Our barbarian bureaucratsTonkin's column is mostly taken up with the 20th anniversary of the siege of Sarajevo and the assault on the libraries there.
In Britain, we don't burn books; we merely allow councils to shut beloved public libraries. It has much the same effect. A couple of weeks ago I mentioned the plan to close Friern Barnet Library in north London, the beautiful little branch where my life as a young reader properly began. Apologies for returning to its plight, but it (sadly) stands as fairly typical of the national scene. On Monday, Barnet council confirmed the closure of the branch and future sale of the site. They seem to have refused any serious consideration of the carefully-costed rescue proposals put forward by local campaigners. A new library is, in due course, promised at an arts centre elsewhere, but the timetable is clear as mud - again, par for the course with so many authorities.
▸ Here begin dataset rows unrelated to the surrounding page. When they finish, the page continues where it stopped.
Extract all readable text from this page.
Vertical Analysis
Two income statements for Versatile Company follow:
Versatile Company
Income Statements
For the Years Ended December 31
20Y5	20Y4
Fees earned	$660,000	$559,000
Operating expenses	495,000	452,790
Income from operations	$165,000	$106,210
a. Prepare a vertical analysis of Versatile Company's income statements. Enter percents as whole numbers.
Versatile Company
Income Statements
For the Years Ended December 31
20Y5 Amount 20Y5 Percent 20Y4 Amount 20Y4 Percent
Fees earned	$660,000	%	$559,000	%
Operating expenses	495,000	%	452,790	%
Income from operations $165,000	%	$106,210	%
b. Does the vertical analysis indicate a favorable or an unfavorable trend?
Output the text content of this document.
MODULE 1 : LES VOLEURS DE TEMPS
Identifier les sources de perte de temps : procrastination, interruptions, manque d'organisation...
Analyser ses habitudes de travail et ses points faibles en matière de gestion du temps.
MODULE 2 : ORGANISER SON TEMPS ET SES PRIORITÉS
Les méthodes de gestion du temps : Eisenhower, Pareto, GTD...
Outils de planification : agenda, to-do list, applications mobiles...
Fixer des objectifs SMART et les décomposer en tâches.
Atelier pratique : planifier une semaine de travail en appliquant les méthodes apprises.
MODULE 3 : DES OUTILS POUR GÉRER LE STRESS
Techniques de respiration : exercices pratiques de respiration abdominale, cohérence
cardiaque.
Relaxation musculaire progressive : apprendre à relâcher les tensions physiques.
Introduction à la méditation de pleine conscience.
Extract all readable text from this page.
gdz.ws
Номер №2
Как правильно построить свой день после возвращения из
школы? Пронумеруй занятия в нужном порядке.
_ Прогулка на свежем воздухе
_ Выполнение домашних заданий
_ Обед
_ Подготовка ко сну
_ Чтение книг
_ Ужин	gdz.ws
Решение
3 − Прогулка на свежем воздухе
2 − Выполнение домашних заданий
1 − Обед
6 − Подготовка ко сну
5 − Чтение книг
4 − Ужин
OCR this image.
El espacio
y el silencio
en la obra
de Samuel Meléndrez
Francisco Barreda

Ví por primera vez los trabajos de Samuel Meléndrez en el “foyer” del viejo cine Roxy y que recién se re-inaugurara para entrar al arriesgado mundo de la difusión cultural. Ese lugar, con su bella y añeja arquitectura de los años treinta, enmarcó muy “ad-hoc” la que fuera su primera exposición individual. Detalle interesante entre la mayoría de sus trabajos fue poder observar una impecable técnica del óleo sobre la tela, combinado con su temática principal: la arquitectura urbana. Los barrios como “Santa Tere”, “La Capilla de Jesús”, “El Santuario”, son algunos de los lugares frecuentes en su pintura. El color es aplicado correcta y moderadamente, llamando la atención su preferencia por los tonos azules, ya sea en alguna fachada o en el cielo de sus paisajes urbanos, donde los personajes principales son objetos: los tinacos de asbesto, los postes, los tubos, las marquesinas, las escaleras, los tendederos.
Polite, resourceful and eminently reasonable, the Save Friern Barnet Library campaigners justly feel that the council has treated them with scant respect. They certainly had no joy this week from Barnet CEO Nick Walkley, who earns £200,976 pa from public funds.
...sustained grenade bombardment set alight the buildings of the National and University Library, with its 1.5 million volumes and 150,000 rare books and manuscripts housed in the neo-Moorish old town hall. Citizens saved perhaps 100,000 items...We're not under that level of assault in Barnet! But I wonder what we would do to save our books?